3d. Optional: UI Panel Routing

If you want events like shop.open to actually open panels:

  1. Create > AI NPC Brain > NPC UI Bindings — set the NPC ID and it auto-generates window IDs.
  2. Add WindowRegistryRuntime to a GameObject in the scene.
  3. Add WindowPanelId components to each panel root (shop panel, quest panel, etc.).
  4. Use the editor button Auto-Populate From Scene on the WindowRegistryRuntime inspector to discover all panels.

4. Configure Your LLM Provider

Option A: OpenAI (cloud)

  1. Get an API key from platform.openai.com.
  2. In your Brain Config asset, set:
  3. providerMode = OpenAI_Default or OpenAI_Only
  4. openAiApiKey = your key
  5. openAiModel = gpt-4o-mini (fast and cheap) or gpt-4o (smarter)
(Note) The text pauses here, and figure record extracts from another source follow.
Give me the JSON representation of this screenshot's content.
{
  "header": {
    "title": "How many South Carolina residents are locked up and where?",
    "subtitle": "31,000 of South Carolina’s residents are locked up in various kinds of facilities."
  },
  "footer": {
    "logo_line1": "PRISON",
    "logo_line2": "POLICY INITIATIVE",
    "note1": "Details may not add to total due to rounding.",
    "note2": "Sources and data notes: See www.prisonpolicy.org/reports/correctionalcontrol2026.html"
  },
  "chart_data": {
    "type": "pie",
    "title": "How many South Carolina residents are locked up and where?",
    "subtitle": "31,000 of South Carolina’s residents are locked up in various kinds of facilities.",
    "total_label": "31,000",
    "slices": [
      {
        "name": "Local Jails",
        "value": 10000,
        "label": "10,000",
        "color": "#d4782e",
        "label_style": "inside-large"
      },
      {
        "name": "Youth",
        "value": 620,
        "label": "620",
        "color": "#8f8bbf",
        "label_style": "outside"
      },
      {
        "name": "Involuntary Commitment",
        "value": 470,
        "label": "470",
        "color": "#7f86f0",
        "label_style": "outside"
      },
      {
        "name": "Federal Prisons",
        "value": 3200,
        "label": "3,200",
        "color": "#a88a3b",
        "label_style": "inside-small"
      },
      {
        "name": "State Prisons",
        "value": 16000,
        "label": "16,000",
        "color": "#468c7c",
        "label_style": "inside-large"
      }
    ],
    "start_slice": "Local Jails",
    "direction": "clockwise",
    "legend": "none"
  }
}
Security: For production, set the API key at runtime via script instead of baking it into the asset: csharp brain.config.openAiApiKey = Environment.GetEnvironmentVariable("OPENAI_API_KEY");

Option B: Ollama (local, free)

  1. Install Ollama on your machine.
  2. Pull a model: ollama pull llama3.1:8b
  3. In your Brain Config asset, set:
  4. providerMode = Ollama_Only
  5. ollamaBaseUrl = http://localhost:11434
  6. ollamaModel = llama3.1:8b

Option C: Mock (offline testing)

Set providerMode to any mode without providing an API key. The system will fall back to MockProvider, which returns canned responses based on keyword matching (useful for testing UI flow without burning API credits).


5. Press Play

  1. Enter Play Mode.
  2. Type a message in the chat input and press Enter or click Send.
  3. The NPC will respond in-character, and may trigger animations or open UI panels.

Check the Console for [AiNpcBrain] log messages if something isn't working.


6. Running the Demo Scene

  1. Open Assets/Scenes/AI Brain Demo.unity.
  2. The scene comes pre-configured with:
  3. Aurelia — a Mixamo character with an Animator Controller
  4. Pre-built ScriptableObject assets in Assets/Samples/
  5. A chat UI with ScrollView
  6. AureliaDemoReceiver for panel routing
  7. NpcAnimationReceiver for animation playback
  8. DemoCursorUnlock to keep the mouse visible
  9. Set your API key in the Aurelia Brain config asset (or run Ollama locally).
  10. Press Play and start chatting.

7. Troubleshooting

Problem Solution
"NPC brain not configured" Assign Persona and Config assets on the AiNpcBrain component.
"The NPC hesitates, unsure what to say" LLM provider failed. Check Console for HTTP errors. Verify API key / Ollama is running.
"The NPC seems confused" LLM returned invalid JSON. Try a more capable model or lower temperature.
Events not firing Check that your Event Catalog has the event defined with correct args. Check fireConfidenceThreshold in config.
Animations not playing Verify the Animation Map has the correct Animator trigger names. Check that NpcAnimationReceiver has an Animator and Animation Map assigned.
Panels not opening Verify WindowRegistryRuntime has bindings populated. Check that WindowPanelId components are on panel roots with matching IDs.